II - A tramitação, instrução e decisão dos embargos à insolvência diferem suficientemente da do processo comum declarativo para tornar duvidoso que a decisão de mérito possua nesse aspecto a segurança indispensável à formação do caso julgado com efeitos exteriores ao processo de insolvência.
III - Para a verificação da excepção da autoridade do caso julgado é necessário que na nova acção os mesmos sujeitos (do direito) pretendam discutir de novo o mesmo facto jurídico (a mesma causa de pedir) para o mesmo efeito jurídico (a efectivação de um direito).
2. Na fundamentação do acórdão afirma-se o seguinte:
"A ré defende que entre os embargos à insolvência e a presente acção ocorre a excepção do caso julgado, ou seja, que esta acção repete o que já foi discutido e decido nos embargos.
Na decisão recorrida entendeu-se que a excepção em causa não se verifica apesar da «decisão proferida …. embargos ao processo de insolvência que a aqui autora moveu contra a aqui ré, em cuja fundamentação o tribunal considerou posta em dúvida a existência do crédito aí reclamado pela ora autora por se entender que as caravanas fornecidas padeciam de vício que impedia o fim a que se destinavam e que esses vícios não foram corrigidos pela ora autora quando lhe foram denunciados pela ré, bem como que a ora ré ao não proceder ao pagamento agira ao abrigo de excepção de não cumprimento do contrato».

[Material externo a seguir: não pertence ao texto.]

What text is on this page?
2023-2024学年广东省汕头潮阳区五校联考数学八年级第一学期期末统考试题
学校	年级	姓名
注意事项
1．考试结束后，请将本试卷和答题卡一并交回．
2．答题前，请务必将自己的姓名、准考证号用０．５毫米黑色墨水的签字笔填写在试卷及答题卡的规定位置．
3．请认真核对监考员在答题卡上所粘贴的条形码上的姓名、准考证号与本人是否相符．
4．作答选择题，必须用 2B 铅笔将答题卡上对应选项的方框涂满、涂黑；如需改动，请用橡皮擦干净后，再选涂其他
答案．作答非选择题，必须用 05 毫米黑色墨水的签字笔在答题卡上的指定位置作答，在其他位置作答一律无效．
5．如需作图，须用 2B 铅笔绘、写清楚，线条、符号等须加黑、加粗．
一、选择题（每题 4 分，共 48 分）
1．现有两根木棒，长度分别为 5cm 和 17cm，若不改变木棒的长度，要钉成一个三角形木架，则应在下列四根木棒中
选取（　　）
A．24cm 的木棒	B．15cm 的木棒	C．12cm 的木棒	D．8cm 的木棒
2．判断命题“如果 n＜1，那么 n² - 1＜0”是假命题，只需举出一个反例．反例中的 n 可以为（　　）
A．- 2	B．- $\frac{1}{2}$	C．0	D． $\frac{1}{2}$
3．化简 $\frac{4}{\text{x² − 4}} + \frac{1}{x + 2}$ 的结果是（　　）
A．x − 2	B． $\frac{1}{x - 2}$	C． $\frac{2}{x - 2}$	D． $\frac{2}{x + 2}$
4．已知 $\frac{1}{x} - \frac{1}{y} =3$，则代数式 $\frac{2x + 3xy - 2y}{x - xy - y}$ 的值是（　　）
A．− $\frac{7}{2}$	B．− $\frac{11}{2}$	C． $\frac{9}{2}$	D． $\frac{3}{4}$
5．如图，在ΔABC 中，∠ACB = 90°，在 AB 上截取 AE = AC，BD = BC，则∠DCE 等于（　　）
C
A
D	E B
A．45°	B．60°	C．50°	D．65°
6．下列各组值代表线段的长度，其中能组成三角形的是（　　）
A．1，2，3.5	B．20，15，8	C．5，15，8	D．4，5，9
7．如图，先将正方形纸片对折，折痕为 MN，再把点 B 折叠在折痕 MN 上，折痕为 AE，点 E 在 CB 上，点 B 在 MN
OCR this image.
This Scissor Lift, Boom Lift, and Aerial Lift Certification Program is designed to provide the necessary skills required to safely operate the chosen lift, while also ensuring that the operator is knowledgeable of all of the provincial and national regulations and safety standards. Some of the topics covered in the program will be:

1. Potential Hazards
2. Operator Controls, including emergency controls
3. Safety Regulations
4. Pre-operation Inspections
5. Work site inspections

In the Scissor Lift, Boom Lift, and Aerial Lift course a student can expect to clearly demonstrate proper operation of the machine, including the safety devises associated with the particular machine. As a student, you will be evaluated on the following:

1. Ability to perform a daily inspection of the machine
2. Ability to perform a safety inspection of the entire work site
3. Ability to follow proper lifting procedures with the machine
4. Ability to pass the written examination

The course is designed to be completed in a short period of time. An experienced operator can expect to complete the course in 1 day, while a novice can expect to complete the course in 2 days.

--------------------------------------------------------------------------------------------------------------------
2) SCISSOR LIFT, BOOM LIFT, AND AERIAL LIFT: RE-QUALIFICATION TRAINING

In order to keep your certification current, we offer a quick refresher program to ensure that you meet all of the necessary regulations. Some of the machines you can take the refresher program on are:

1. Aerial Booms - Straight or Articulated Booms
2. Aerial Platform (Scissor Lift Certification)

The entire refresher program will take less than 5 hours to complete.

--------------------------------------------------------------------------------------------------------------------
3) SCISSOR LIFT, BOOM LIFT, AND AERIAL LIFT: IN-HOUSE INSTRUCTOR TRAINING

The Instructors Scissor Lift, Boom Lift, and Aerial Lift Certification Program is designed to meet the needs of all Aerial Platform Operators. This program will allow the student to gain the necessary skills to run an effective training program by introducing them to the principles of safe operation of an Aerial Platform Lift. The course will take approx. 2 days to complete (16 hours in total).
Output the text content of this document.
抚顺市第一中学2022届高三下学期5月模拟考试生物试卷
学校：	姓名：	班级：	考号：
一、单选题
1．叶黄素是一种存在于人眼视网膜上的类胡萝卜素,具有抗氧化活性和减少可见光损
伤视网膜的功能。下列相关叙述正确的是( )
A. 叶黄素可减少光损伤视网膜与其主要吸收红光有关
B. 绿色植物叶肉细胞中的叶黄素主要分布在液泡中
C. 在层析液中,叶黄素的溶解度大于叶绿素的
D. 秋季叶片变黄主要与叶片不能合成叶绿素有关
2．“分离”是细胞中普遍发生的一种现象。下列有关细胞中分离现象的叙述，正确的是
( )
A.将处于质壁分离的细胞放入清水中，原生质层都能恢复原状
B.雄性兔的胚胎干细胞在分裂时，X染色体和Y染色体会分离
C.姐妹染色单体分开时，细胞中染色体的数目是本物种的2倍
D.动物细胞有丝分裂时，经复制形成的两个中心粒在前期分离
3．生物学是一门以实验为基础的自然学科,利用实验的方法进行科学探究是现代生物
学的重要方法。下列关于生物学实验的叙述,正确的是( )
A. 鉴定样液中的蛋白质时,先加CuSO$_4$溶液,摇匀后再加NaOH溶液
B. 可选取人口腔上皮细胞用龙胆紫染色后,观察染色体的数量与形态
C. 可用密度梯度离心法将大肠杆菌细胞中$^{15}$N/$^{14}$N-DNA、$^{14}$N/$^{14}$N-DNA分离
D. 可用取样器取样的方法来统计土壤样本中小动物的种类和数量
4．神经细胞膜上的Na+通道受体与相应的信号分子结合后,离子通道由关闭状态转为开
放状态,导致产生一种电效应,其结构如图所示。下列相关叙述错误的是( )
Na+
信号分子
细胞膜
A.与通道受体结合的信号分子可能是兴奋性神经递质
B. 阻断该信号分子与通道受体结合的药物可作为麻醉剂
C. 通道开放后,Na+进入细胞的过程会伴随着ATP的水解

Esse entendimento foi fundamentado nos seguintes termos: «Por um lado desconhece-se se tal decisão transitou em julgado. Por outro lado, mesmo que tal decisão constitua a decisão final desse incidente de embargos não produz caso julgado que se imponha a este processo, sendo que são distintos os pedidos e causa de pedir. Tão pouco o vício das caravanas vendidas que aí se considerou provado e as ilações de direito que se retiraram desse facto se impõem a este tribunal, seja porque se desconhece que prova foi aí produzida que tivesse levado a diferente decisão desse tribunal, seja porque a aceitação da existência desse vício que levou à não prova da existência do crédito da aqui autora, com a consequente revogação da declaração de insolvência da ré, não impede a autora de em nova acção fazer prova desse crédito, nem constituiu pressuposto da presente acção.» [...]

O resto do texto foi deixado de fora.